Other hepcidin pathway targets
In addition to the previously mentioned agents, other approaches targeting the hepcidin-ferroportin axis are in development or being investigated in preclinical models, including vamifeport, DISC-3405, and AG-236. Vamifeport is a first-in-class oral small-molecule ferroportin inhibitor that directly binds to the cellular iron exporter ferroportin, inhibiting its function and promoting its internalization and degradation. This results in intracellular iron sequestration, including within splenic macrophages.12 Although this agent is primarily being studied in sickle cell disease and β-thalassemia, it has shown efficacy in preclinical JAK2-mutant PV mouse models, reducing serum iron levels, and could provide an oral alternative to other hepcidin modulators. 13,14 DISC-3405, a humanized immunoglobulin (Ig)G1 monoclonal antibody targeting TMPRSS6, has shown promising early results and is now being evaluated in a 52-week Phase II study in the United States (NCT06985147).15 Finally, AG-236, an siRNA targeting TMPRSS6, is also under investigation, with topline results from a Phase I healthy volunteer trial expected in 2026.16
Implications and unanswered questions
Hepcidin modulation introduces a fundamentally different therapeutic axis in PV that may offer several advantages, including reduced or eliminated phlebotomy burden and improved symptom control, particularly those related to iron deficiency induced by repeated venesection. Accumulating clinical data suggest that hepcidin-targeted therapies may soon become an integral component of the PV treatment paradigm. At the same time, important questions remain. The long-term safety of chronic iron restriction, optimal combinations with cytoreductive therapies such as JAK inhibitors or interferons, and the potential effects on the natural history of the disease require further study.

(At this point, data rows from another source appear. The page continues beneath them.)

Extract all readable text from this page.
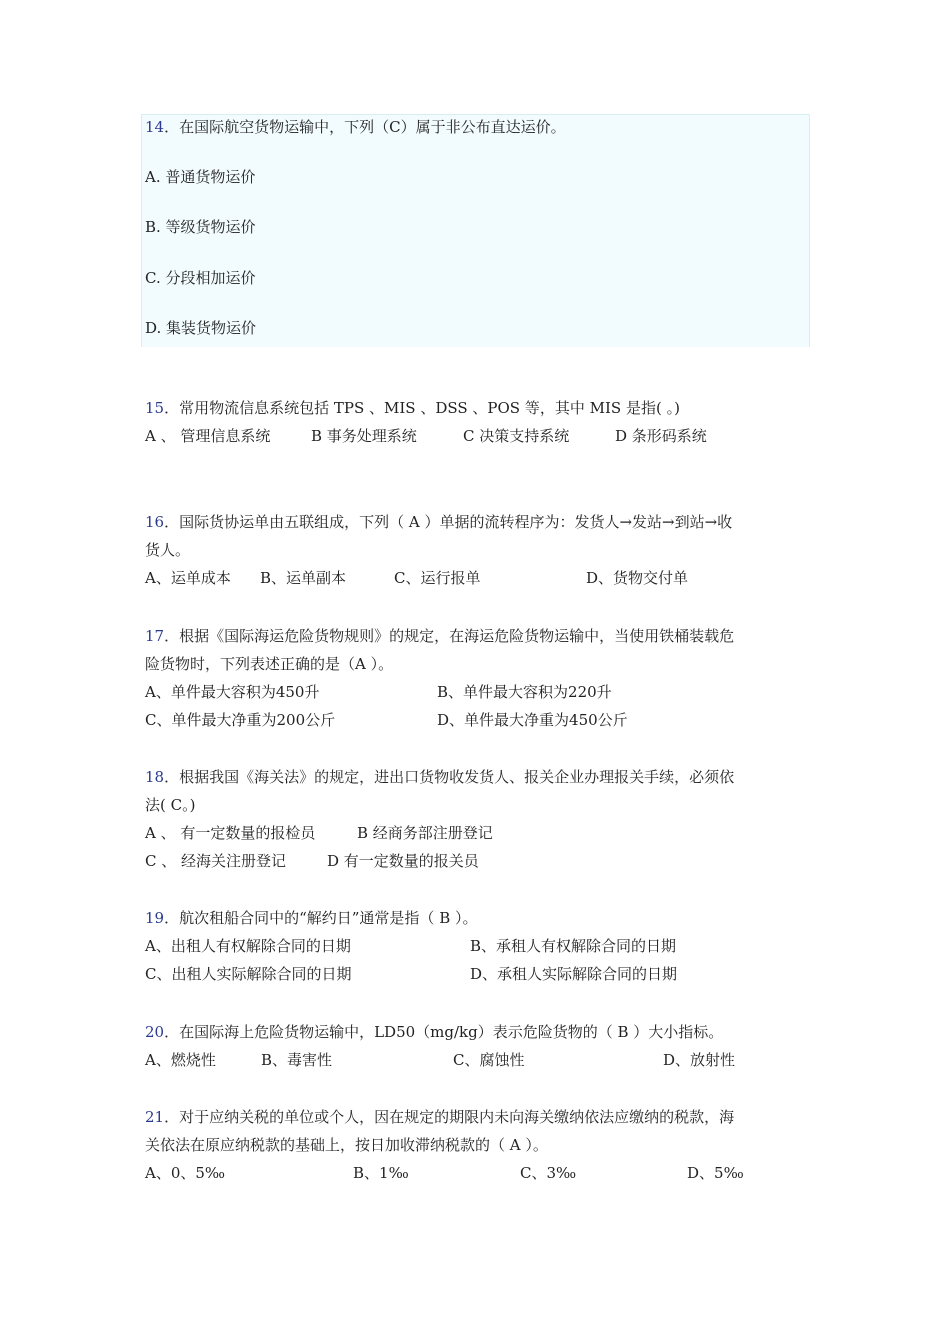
14．在国际航空货物运输中，下列（C）属于非公布直达运价。
A. 普通货物运价
B. 等级货物运价
C. 分段相加运价
D. 集装货物运价
15．常用物流信息系统包括 TPS 、MIS 、DSS 、POS 等，其中 MIS 是指( 。)
A 、 管理信息系统	B 事务处理系统	C 决策支持系统	D 条形码系统
16．国际货协运单由五联组成，下列（ A ）单据的流转程序为：发货人→发站→到站→收
货人。
A、运单成本 B、运单副本	C、运行报单	D、货物交付单
17．根据《国际海运危险货物规则》的规定，在海运危险货物运输中，当使用铁桶装载危
险货物时，下列表述正确的是（A ）。
A、单件最大容积为450升	B、单件最大容积为220升
C、单件最大净重为200公斤	D、单件最大净重为450公斤
18．根据我国《海关法》的规定，进出口货物收发货人、报关企业办理报关手续，必须依
法( C。)
A 、 有一定数量的报检员	B 经商务部注册登记
C 、 经海关注册登记	D 有一定数量的报关员
19．航次租船合同中的“解约日”通常是指（ B ）。
A、出租人有权解除合同的日期	B、承租人有权解除合同的日期
C、出租人实际解除合同的日期	D、承租人实际解除合同的日期
20．在国际海上危险货物运输中，LD50（mg/kg）表示危险货物的（ B ）大小指标。
A、燃烧性	B、毒害性	C、腐蚀性	D、放射性
21．对于应纳关税的单位或个人，因在规定的期限内未向海关缴纳依法应缴纳的税款，海
关依法在原应纳税款的基础上，按日加收滞纳税款的（ A ）。
A、0、5‰	B、1‰	C、3‰	D、5‰
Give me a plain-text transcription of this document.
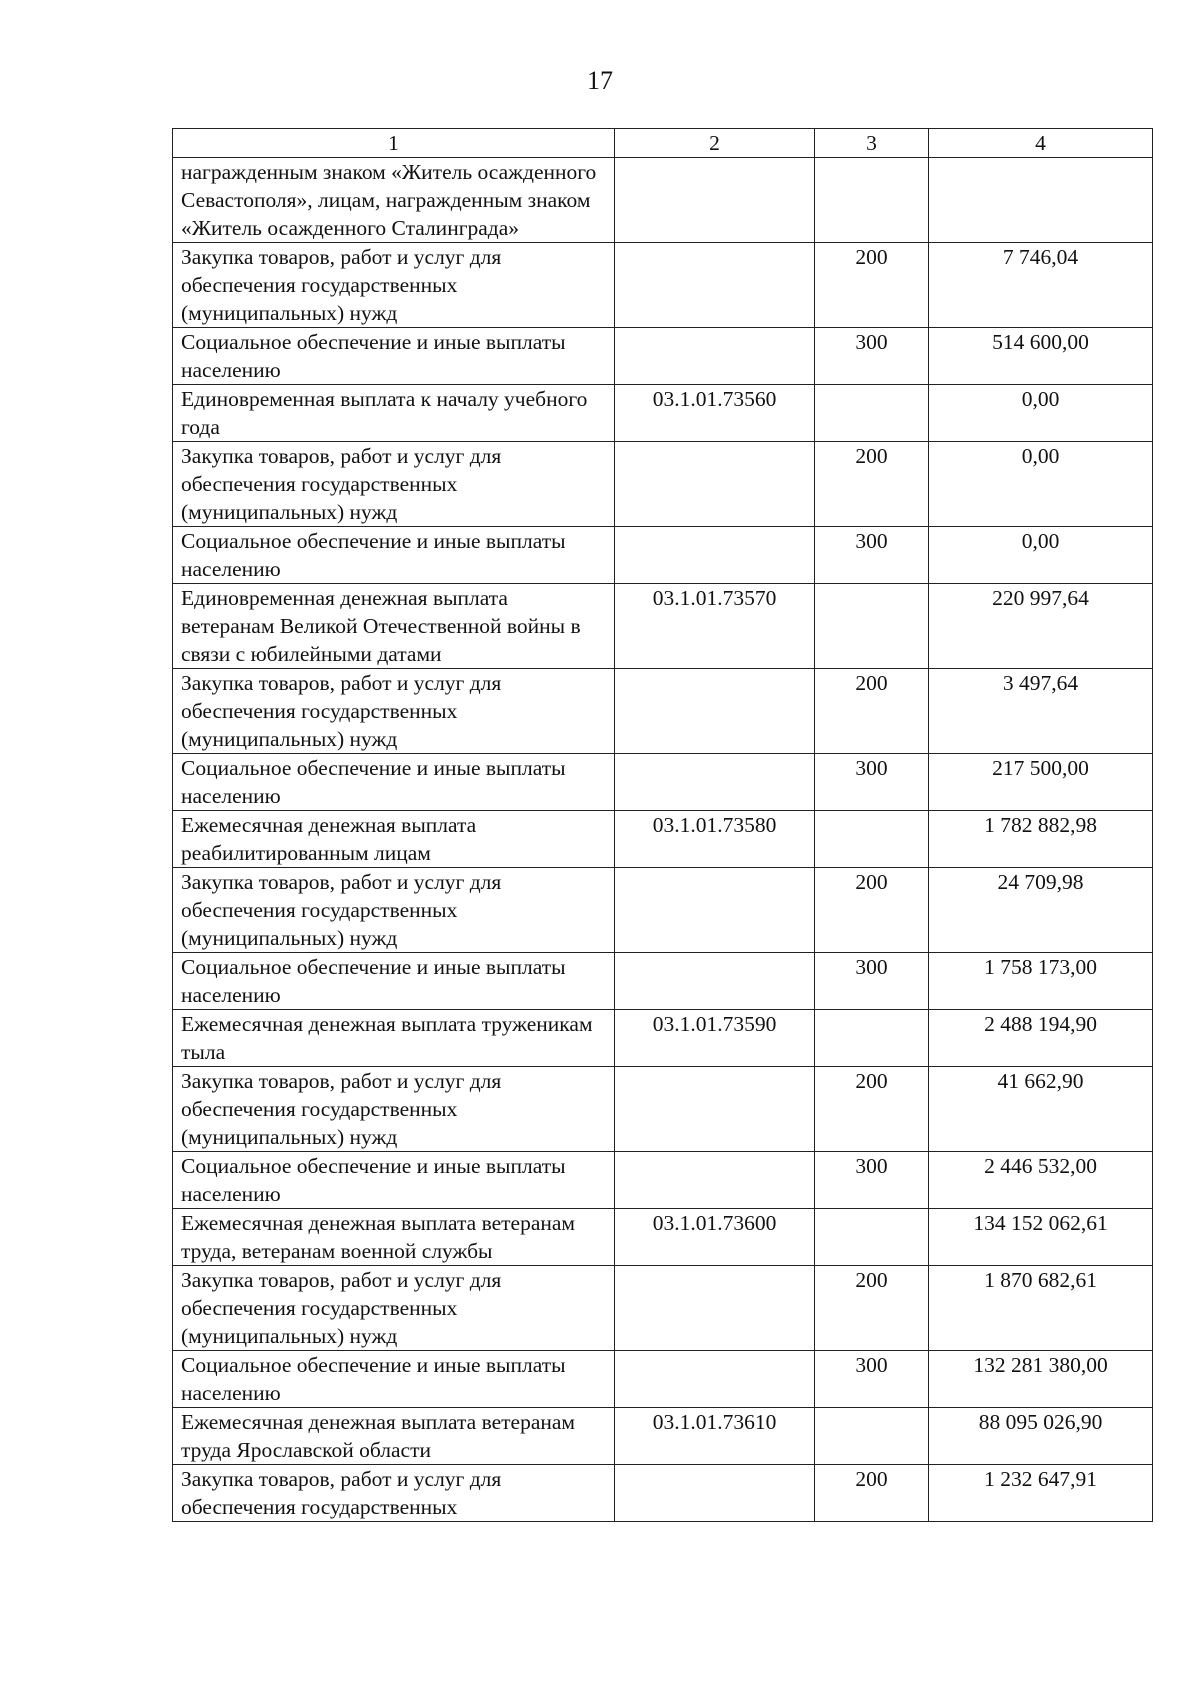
17
1	2	3	4
награжденным знаком «Житель осажденного Севастополя», лицам, награжденным знаком «Житель осажденного Сталинграда»			
Закупка товаров, работ и услуг для обеспечения государственных (муниципальных) нужд		200	7 746,04
Социальное обеспечение и иные выплаты населению		300	514 600,00
Единовременная выплата к началу учебного года	03.1.01.73560		0,00
Закупка товаров, работ и услуг для обеспечения государственных (муниципальных) нужд		200	0,00
Социальное обеспечение и иные выплаты населению		300	0,00
Единовременная денежная выплата ветеранам Великой Отечественной войны в связи с юбилейными датами	03.1.01.73570		220 997,64
Закупка товаров, работ и услуг для обеспечения государственных (муниципальных) нужд		200	3 497,64
Социальное обеспечение и иные выплаты населению		300	217 500,00
Ежемесячная денежная выплата реабилитированным лицам	03.1.01.73580		1 782 882,98
Закупка товаров, работ и услуг для обеспечения государственных (муниципальных) нужд		200	24 709,98
Социальное обеспечение и иные выплаты населению		300	1 758 173,00
Ежемесячная денежная выплата труженикам тыла	03.1.01.73590		2 488 194,90
Закупка товаров, работ и услуг для обеспечения государственных (муниципальных) нужд		200	41 662,90
Социальное обеспечение и иные выплаты населению		300	2 446 532,00
Ежемесячная денежная выплата ветеранам труда, ветеранам военной службы	03.1.01.73600		134 152 062,61
Закупка товаров, работ и услуг для обеспечения государственных (муниципальных) нужд		200	1 870 682,61
Социальное обеспечение и иные выплаты населению		300	132 281 380,00
Ежемесячная денежная выплата ветеранам труда Ярославской области	03.1.01.73610		88 095 026,90
Закупка товаров, работ и услуг для обеспечения государственных		200	1 232 647,91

Long-term extension studies, such as THRIVE, are essential to determine whether consistently controlling hematocrit through chronic hepcidin modulation will yield the hypothesized reduction in thrombotic risk.13 It is important to note that hepcidin mimetics will likely act as a complementary therapy to standard cytoreductive agents, rather than a replacement, as these treatments reduce thrombotic risk through alternative mechanisms and address underlying disease drivers to modify the disease (e.g., reducing the JAK2 V617F mutation allele burden).13
Conclusion
The convergence of dysregulated erythropoiesis and iron metabolism in PV provides a strong biological rationale for hepcidin modulation. With late-stage clinical success and impending regulatory decisions, agents such as rusfertide and the broader pipeline, including divesiran, sapablursen, and vamifeport, signal a shift toward more targeted, physiology-driven management of PV.